In geologic terms, a boulder starts at 25.6 cm in diameter, the size of a basketball, and beyond that the sky’s the limit.

A boulder like the one that landed on the highway is technically considered sediment. Anything that breaks away from the greater mass of the earth is sediment. These broken pieces are organized into clay, silt, sand, granule, pebble, cobble, and boulder. Clay and silt are too small to measure with the eye, best described by touch, e.g., slick to gritty. Sand you can detect as individual grains between your fingers, up to 2 millimeters in diameter, which would be the head of a pin. Granules go up to the size of a bb at 4 mm. Pebbles range from what you’d find in a box of Grape-nuts to 64 mm, slightly larger than a ping pong ball. A cobble goes from there to a rock you can hold in two hands, which is the starting dimension of a boulder, 25.6 cm across.

Boulder is the largest of the sediments. It has no defined upper limit. Technically, the moon is a boulder, right? 

When one lands in the highway and needs to be reported, you can’t just say it’s a boulder. Susan Lilly, Public Information Officer for the San Miguel County Sheriff, wrote the post that started all this. She is also a local search and rescue volunteer in a county absolutely strewn with boulders from its highest point at 14,023 feet down to 5,308 feet in the desert below. Let’s say every square yard in this absurdly rocky county has a boulder, which, on average, is probably true. At 1,289 square miles, this adds up to about 4 billion boulders. 

That is more boulders than objects to compare them to. 

When Lilly put out her  statement, calling this highway obstruction a large boulder the size of a small one, I and many others were gleeful. Lilly posted the next day, “I own my mistake, now I rock it.” 

Mistake? I think not. That boulder is, indeed, a small version of a larger version of itself. Lilly’s description is existentially perfect. This is a piece of geology, a spall of the planet Earth. It will eventually become rubble, down to ping pong ball, grape-nut, sand grain, and facial scrub. It is small and large at once. It is a boulder.

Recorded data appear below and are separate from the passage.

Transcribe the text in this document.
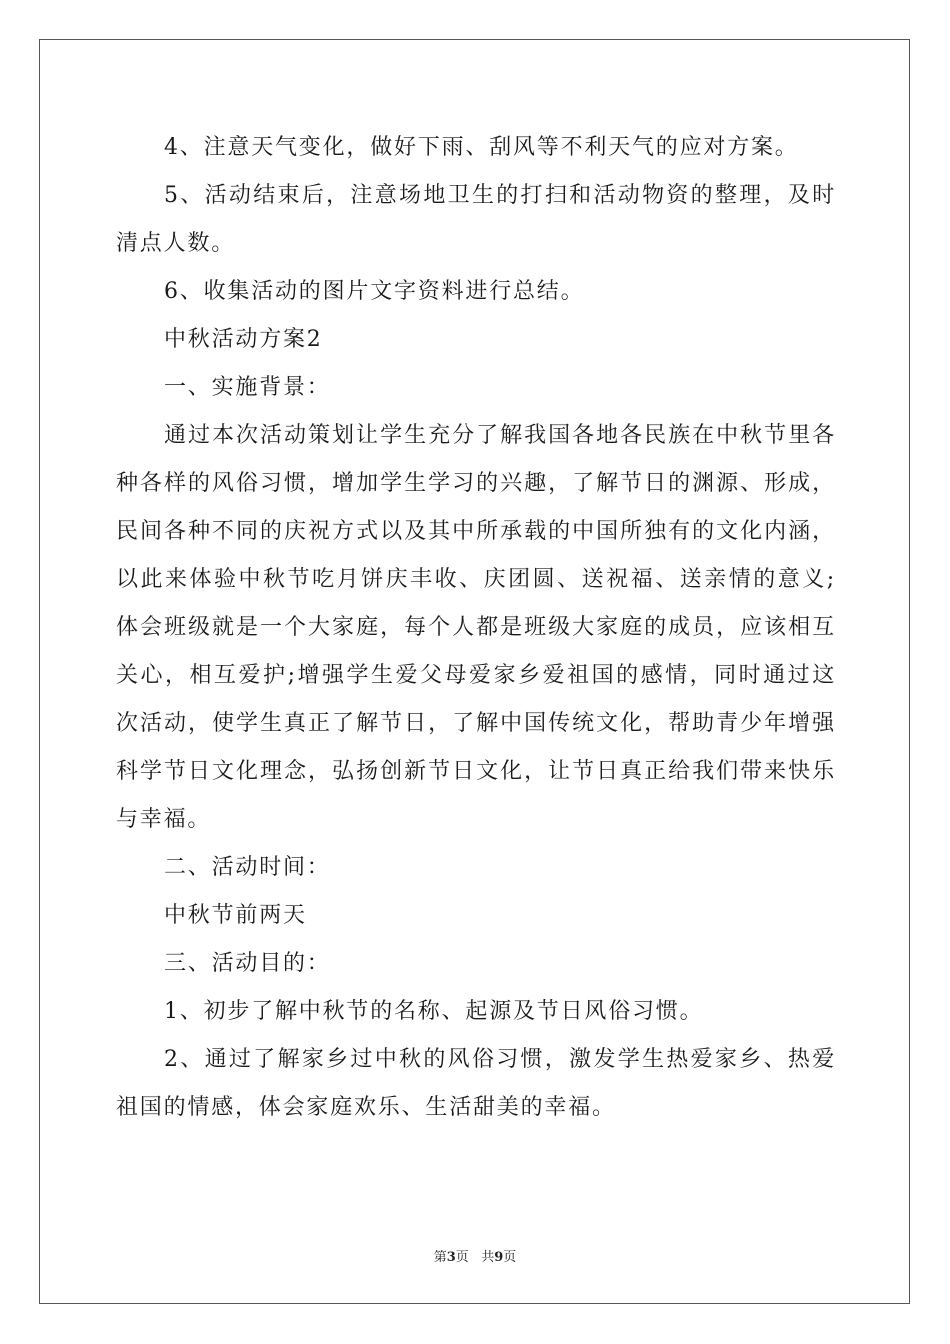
4、注意天气变化，做好下雨、刮风等不利天气的应对方案。

5、活动结束后，注意场地卫生的打扫和活动物资的整理，及时清点人数。

6、收集活动的图片文字资料进行总结。

中秋活动方案2

一、实施背景：

通过本次活动策划让学生充分了解我国各地各民族在中秋节里各种各样的风俗习惯，增加学生学习的兴趣，了解节日的渊源、形成，民间各种不同的庆祝方式以及其中所承载的中国所独有的文化内涵，以此来体验中秋节吃月饼庆丰收、庆团圆、送祝福、送亲情的意义;体会班级就是一个大家庭，每个人都是班级大家庭的成员，应该相互关心，相互爱护;增强学生爱父母爱家乡爱祖国的感情，同时通过这次活动，使学生真正了解节日，了解中国传统文化，帮助青少年增强科学节日文化理念，弘扬创新节日文化，让节日真正给我们带来快乐与幸福。

二、活动时间：

中秋节前两天

三、活动目的：

1、初步了解中秋节的名称、起源及节日风俗习惯。

2、通过了解家乡过中秋的风俗习惯，激发学生热爱家乡、热爱祖国的情感，体会家庭欢乐、生活甜美的幸福。

第3页 共9页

Photos: upper, San Miguel County Sheriff; lower, photoshop creation by Ben Knight

3 thoughts on “Technically, the Moon is a Boulder

  1. I’m guessing she meant small car, but had boulders on the mind. Seems like you need a few different words for boulders that can be moved by hand (i.e. by rolling them), ones that need reasonable machinery, and those where it’s easier to just move the road instead. Like places where it rains more often will have more words for different types of rain, a place with more boulders should have more words words for them.

  2. Can I just say you had me at two polar bears hugging? It gets better from there, though! Susan Lilly rocks, both for volunteering to do search and rescue and for having an amazing sense of humor! I don’t even know her, but still! Then, when you got to existential perfection… wow. I kinda wish I were a boulder. Also, Neil (above) is right; how can we go straight from rock that you can hold to boulder (basketball-Moon sizes)? More words are needed.